The Militant spent a good part of his sunny Sunday afternoon partaking in the Atwater Village Centennial Street Festival.
Several hundred people descended upon the 3100 block of Glendale Blvd, where the southbound lanes were blocked off for the fest (street traffic was routed through Larga and Glenhurst avenues).
It was a neighborhood festival in every sense of the word, bringing out the Friends of Atwater Village, the local neighborhood council and the local residents association. There were arts and crafts vendors, music and dance entertainment, a trackless train ride and food (the weekly farmer's market at the nearby Wells Fargo parking lot ran a little longer on Sunday, and the Vesuvio, Baby's Badass Burgers, Kabob N'Roll and King Kone food trucks represented.
There were even pet adoptions, and local issue-oriented booths from California High-Speed Rail (which will run along the AWV's northern border) to saving the Van De Kamp's Bakery site. And yes, what would a street festival be complete without an appearance by councilman Tom LaBonge (pictured right) - who represents a portion of AWV.
There are neighborhood festivals all over this great city, but this one was centered around history (which is the main reason why the Militant made it a point to bike his ass over here).

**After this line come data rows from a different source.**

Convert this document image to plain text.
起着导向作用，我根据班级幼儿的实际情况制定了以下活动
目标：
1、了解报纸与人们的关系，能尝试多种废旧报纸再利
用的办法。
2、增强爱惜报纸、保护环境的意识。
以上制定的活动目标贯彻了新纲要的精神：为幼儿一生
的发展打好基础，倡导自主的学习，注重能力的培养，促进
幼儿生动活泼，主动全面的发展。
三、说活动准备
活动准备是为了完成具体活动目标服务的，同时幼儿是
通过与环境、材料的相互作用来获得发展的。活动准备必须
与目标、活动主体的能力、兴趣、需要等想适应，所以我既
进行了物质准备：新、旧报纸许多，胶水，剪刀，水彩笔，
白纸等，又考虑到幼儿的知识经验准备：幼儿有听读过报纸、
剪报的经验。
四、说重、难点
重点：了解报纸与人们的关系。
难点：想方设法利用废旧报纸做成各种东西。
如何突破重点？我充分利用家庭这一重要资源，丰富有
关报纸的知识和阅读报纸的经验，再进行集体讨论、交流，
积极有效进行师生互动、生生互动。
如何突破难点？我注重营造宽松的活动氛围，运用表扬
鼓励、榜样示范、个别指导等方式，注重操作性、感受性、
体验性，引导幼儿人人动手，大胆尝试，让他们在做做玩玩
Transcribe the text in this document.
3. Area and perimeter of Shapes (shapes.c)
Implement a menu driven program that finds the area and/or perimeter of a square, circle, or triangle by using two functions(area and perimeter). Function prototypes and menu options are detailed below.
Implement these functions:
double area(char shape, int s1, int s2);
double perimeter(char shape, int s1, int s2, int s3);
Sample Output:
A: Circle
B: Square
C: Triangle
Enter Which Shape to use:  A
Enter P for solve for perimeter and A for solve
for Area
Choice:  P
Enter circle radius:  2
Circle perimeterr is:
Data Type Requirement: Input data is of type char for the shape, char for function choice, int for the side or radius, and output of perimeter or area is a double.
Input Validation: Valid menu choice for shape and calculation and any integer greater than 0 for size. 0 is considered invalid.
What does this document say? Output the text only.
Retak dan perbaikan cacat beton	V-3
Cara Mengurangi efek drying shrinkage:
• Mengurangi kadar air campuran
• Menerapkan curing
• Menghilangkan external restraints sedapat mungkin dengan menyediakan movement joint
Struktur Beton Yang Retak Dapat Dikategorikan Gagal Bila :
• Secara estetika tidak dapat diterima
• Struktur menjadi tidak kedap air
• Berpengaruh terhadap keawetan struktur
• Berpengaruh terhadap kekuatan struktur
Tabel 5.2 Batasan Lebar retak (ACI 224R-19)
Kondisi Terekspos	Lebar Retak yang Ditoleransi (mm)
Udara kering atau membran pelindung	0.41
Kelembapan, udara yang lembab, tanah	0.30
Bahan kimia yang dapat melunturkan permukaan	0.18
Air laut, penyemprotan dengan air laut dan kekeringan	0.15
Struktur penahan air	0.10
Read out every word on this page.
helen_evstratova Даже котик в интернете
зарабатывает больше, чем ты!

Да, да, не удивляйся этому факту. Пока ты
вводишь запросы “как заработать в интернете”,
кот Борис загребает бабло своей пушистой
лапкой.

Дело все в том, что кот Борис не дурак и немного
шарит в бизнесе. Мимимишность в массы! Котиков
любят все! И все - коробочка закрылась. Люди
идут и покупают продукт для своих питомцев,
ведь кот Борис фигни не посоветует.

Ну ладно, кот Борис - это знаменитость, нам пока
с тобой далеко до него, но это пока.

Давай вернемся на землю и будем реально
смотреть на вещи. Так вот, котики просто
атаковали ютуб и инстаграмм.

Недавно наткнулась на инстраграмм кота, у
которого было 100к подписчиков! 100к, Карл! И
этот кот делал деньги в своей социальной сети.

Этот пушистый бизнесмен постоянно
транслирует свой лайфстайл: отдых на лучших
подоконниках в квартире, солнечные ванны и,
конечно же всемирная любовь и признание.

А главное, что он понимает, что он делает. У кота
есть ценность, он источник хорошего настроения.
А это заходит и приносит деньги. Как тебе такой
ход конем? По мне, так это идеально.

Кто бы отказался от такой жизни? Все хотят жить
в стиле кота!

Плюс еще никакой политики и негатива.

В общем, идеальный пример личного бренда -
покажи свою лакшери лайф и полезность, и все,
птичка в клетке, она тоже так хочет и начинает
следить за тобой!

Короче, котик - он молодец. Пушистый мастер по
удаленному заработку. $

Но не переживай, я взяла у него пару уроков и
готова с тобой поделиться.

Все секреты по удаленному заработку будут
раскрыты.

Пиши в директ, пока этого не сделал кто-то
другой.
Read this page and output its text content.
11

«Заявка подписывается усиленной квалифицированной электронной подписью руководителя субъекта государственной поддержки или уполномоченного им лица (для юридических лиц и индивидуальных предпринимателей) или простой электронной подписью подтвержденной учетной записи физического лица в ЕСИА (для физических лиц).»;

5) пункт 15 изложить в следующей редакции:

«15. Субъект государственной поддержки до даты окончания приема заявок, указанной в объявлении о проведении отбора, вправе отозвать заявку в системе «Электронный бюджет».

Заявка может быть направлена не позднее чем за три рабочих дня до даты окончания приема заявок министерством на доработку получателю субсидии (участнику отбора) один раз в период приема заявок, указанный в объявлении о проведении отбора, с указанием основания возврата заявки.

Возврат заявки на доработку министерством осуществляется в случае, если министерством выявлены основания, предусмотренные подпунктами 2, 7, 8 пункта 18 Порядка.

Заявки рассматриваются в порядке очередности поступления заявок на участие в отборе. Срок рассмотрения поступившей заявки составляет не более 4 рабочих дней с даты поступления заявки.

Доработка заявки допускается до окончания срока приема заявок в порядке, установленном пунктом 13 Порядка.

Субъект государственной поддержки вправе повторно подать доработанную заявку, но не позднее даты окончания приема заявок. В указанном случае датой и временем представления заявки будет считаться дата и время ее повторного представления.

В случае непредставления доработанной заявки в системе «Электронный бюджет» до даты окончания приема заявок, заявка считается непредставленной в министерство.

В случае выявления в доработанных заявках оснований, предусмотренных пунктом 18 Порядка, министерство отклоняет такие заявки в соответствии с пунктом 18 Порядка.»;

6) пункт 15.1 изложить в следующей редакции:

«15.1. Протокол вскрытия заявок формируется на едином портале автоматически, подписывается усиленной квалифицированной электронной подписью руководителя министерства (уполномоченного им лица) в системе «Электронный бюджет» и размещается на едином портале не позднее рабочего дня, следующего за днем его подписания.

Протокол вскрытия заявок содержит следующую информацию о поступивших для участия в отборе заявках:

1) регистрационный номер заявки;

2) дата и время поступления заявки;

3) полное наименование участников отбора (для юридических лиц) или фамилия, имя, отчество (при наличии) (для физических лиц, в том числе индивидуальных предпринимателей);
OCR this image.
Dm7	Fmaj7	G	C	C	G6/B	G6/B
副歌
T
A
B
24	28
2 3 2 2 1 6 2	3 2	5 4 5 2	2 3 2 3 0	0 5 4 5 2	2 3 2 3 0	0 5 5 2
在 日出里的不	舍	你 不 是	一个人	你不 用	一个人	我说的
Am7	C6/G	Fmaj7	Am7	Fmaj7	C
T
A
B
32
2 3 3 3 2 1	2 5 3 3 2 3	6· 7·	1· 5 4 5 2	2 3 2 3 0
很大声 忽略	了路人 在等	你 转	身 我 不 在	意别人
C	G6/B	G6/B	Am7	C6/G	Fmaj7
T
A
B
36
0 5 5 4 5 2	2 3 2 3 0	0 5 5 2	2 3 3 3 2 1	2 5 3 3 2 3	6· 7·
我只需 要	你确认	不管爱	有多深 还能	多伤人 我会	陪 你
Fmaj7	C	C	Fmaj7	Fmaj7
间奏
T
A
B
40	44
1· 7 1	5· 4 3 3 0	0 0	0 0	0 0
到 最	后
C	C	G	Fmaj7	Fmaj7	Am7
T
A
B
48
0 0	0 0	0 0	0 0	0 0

The AWV is celebrating its 100th anniversary, which actually came in February, when the community at the time joined numerous towns and unincorporated areas that year in voting to annex themselves into the City of Los Angeles to gain access to summadat Owens Valley water. Incidentally, for most of the past century, the AWV was actually known simply as "Atwater," and it wasn't until the late 1980s when the name "Atwater Village" came into use (derived from a community sign once placed on the Glendale Blvd median which read, "Welcome to Atwater: A village within a city").
There were pictures galore of things like old Red Cars running through Glendale Blvd, and advertisements of old businesses in the Village. The nearby Artology 101 gallery had several historical pictures on display. The Friends of Atwater Village was also promoting the production of AWV's own Arcadia Publishing "Images of America" book, slated to be published by early 2011.
Pictures are always fascinating, but the best kind of history is the kind that has been passed down for generations - oral history. The Militant met a native Atwater Villager named Michael who recalled a time when he and some friends rode their bikes through the concreted Los Angeles River bed in his youth, and would race against the rich kids who biked down from Los Feliz. But the more working-class AWV kids knew where all the potholes in the concrete were, and when challenged by the rich kids, they would pick the course, only to sabotage the Los Feliz kids to win the race.
Years later, Michael met someone through his professional work who engaged in a conversation about growing up near the Los Angeles River. Turned out the other person was one of those rich Los Feliz kids.
Like the Militant always says, Los Angeles is really a small town. It just happens to have a lot of concrete.